Here, Exercise 5.4.2 becomes
\[
\begin{array}{ll}
& \partial_u VaR[u, u_2^*] \\
&=
\frac{1}{F_y[u, u_2^*,y]}
\left\{ f(y-u)\left\{1-C_2[F(u),F(y-u)] \right\} \right. \\
& \ \ \ \ \ \ \ \ \ \ \left. - f(y-u_2^*) \left\{1-C_2[F(u_2^*),F(y-u_2^*)] \right\} \frac{1-F(u)}{1-F(u_2^*)}
\right\},
\end{array}
\]
Of interest is the case where we choose \(u\) such that \(u=u_2^*\) resulting in \(u = RC^{-1}(RTC_{max}/2)\). In this case, \(\partial_u VaR[u, u_2^*] = 0\). Note that this result does not rely upon the dependence.

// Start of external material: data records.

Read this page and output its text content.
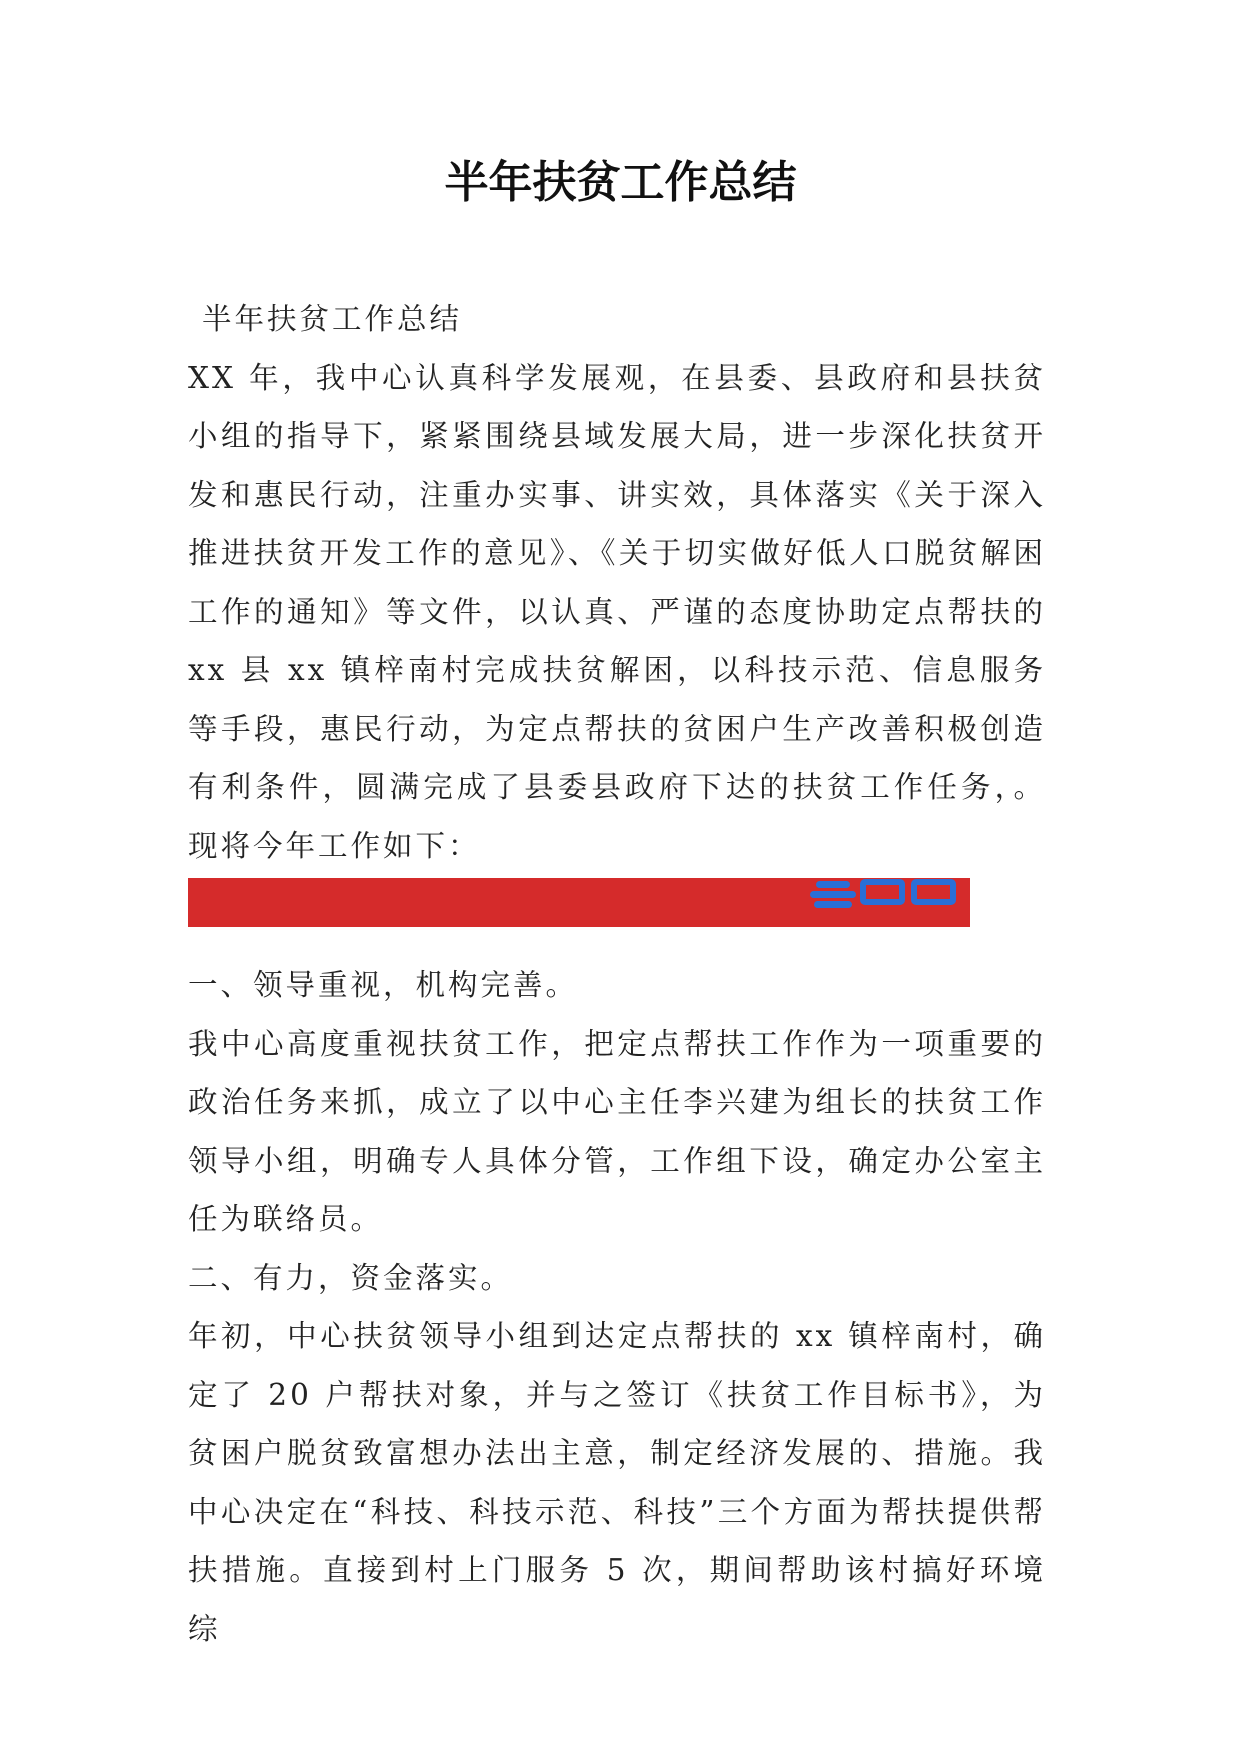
半年扶贫工作总结

半年扶贫工作总结

XX 年，我中心认真科学发展观，在县委、县政府和县扶贫小组的指导下，紧紧围绕县域发展大局，进一步深化扶贫开发和惠民行动，注重办实事、讲实效，具体落实《关于深入推进扶贫开发工作的意见》、《关于切实做好低人口脱贫解困工作的通知》等文件，以认真、严谨的态度协助定点帮扶的 xx 县 xx 镇梓南村完成扶贫解困，以科技示范、信息服务等手段，惠民行动，为定点帮扶的贫困户生产改善积极创造有利条件，圆满完成了县委县政府下达的扶贫工作任务，。现将今年工作如下：

一、领导重视，机构完善。

我中心高度重视扶贫工作，把定点帮扶工作作为一项重要的政治任务来抓，成立了以中心主任李兴建为组长的扶贫工作领导小组，明确专人具体分管，工作组下设，确定办公室主任为联络员。

二、有力，资金落实。

年初，中心扶贫领导小组到达定点帮扶的 xx 镇梓南村，确定了 20 户帮扶对象，并与之签订《扶贫工作目标书》，为贫困户脱贫致富想办法出主意，制定经济发展的、措施。我中心决定在“科技、科技示范、科技”三个方面为帮扶提供帮扶措施。直接到村上门服务 5 次，期间帮助该村搞好环境综
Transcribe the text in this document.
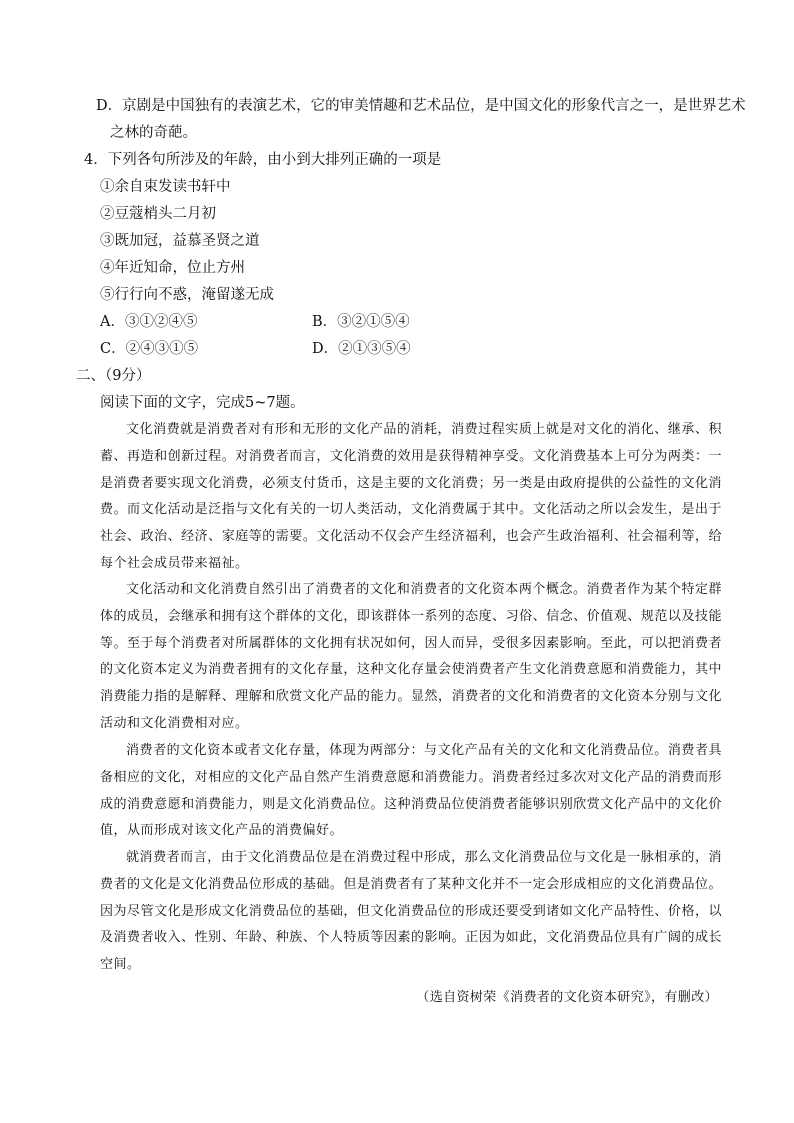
D．京剧是中国独有的表演艺术，它的审美情趣和艺术品位，是中国文化的形象代言之一，是世界艺术
之林的奇葩。
4．下列各句所涉及的年龄，由小到大排列正确的一项是
①余自束发读书轩中
②豆蔻梢头二月初
③既加冠，益慕圣贤之道
④年近知命，位止方州
⑤行行向不惑，淹留遂无成
A．③①②④⑤	B．③②①⑤④
C．②④③①⑤	D．②①③⑤④
二、（9分）
阅读下面的文字，完成5~7题。
文化消费就是消费者对有形和无形的文化产品的消耗，消费过程实质上就是对文化的消化、继承、积蓄、再造和创新过程。对消费者而言，文化消费的效用是获得精神享受。文化消费基本上可分为两类：一是消费者要实现文化消费，必须支付货币，这是主要的文化消费；另一类是由政府提供的公益性的文化消费。而文化活动是泛指与文化有关的一切人类活动，文化消费属于其中。文化活动之所以会发生，是出于社会、政治、经济、家庭等的需要。文化活动不仅会产生经济福利，也会产生政治福利、社会福利等，给每个社会成员带来福祉。
文化活动和文化消费自然引出了消费者的文化和消费者的文化资本两个概念。消费者作为某个特定群体的成员，会继承和拥有这个群体的文化，即该群体一系列的态度、习俗、信念、价值观、规范以及技能等。至于每个消费者对所属群体的文化拥有状况如何，因人而异，受很多因素影响。至此，可以把消费者的文化资本定义为消费者拥有的文化存量，这种文化存量会使消费者产生文化消费意愿和消费能力，其中消费能力指的是解释、理解和欣赏文化产品的能力。显然，消费者的文化和消费者的文化资本分别与文化活动和文化消费相对应。
消费者的文化资本或者文化存量，体现为两部分：与文化产品有关的文化和文化消费品位。消费者具备相应的文化，对相应的文化产品自然产生消费意愿和消费能力。消费者经过多次对文化产品的消费而形成的消费意愿和消费能力，则是文化消费品位。这种消费品位使消费者能够识别欣赏文化产品中的文化价值，从而形成对该文化产品的消费偏好。
就消费者而言，由于文化消费品位是在消费过程中形成，那么文化消费品位与文化是一脉相承的，消费者的文化是文化消费品位形成的基础。但是消费者有了某种文化并不一定会形成相应的文化消费品位。因为尽管文化是形成文化消费品位的基础，但文化消费品位的形成还要受到诸如文化产品特性、价格，以及消费者收入、性别、年龄、种族、个人特质等因素的影响。正因为如此，文化消费品位具有广阔的成长空间。
（选自资树荣《消费者的文化资本研究》，有删改）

This behavior is evident in the Exercise 5.5.2 Figure 5.12 for identical uniform distributions. Here, we see in the lower left-hand panel that the value of \(u\) with a zero derivative for the \(VaR\) is the same for all three dependence scenarios, about 0.55. The upper left-hand panel suggests equality of the upper limits at around \(u=0.55\).
Exercise 5.5.4. Special Case. Independent Distributions. Consider the assumptions of Exercise 5.5.2 and now assume independent risks. Provide sufficient mild conditions so that a stationary point of the \(VaR\) can be found at \(u\) such that \(f_2(y-u)=f_1(y-u_2^*)\), where \(y=VaR[u, u_2^*]\).
For the case of independence, we have \(C(u,u_2) = u_1 \cdot u_2\), \(C_1(u_1,u_2) = u_2\), \(C_2(u_1,u_2) = u_1\). Thus, equation (5.16) becomes
\[
\begin{array}{ll}
\partial_u VaR[u, u_2^*] &=
\frac{1}{F_y[u, u_2^*,y]} \left\{
f_2(y-u)\left\{1-F_1(u) \right\} \right.\\
& \ \ \ \ \left. - f_1(y-u_2^*) \left\{1-F_2(u_2^*) \right\} \frac{1-F_1(u)}{1-F_2(u_2^*)}
\right\}, \\
&=
\frac{1-F_1(u)}{F_y[u, u_2^*,y]} \left\{
f_2(y-u) - f_1(y-u_2^*)
\right\}, \\
\end{array}
\]
For the derivative to be zero, a solution occurs at values of \(u\) such that \(f_2(y-u)=f_1(y-u_2^*)\). Very interesting.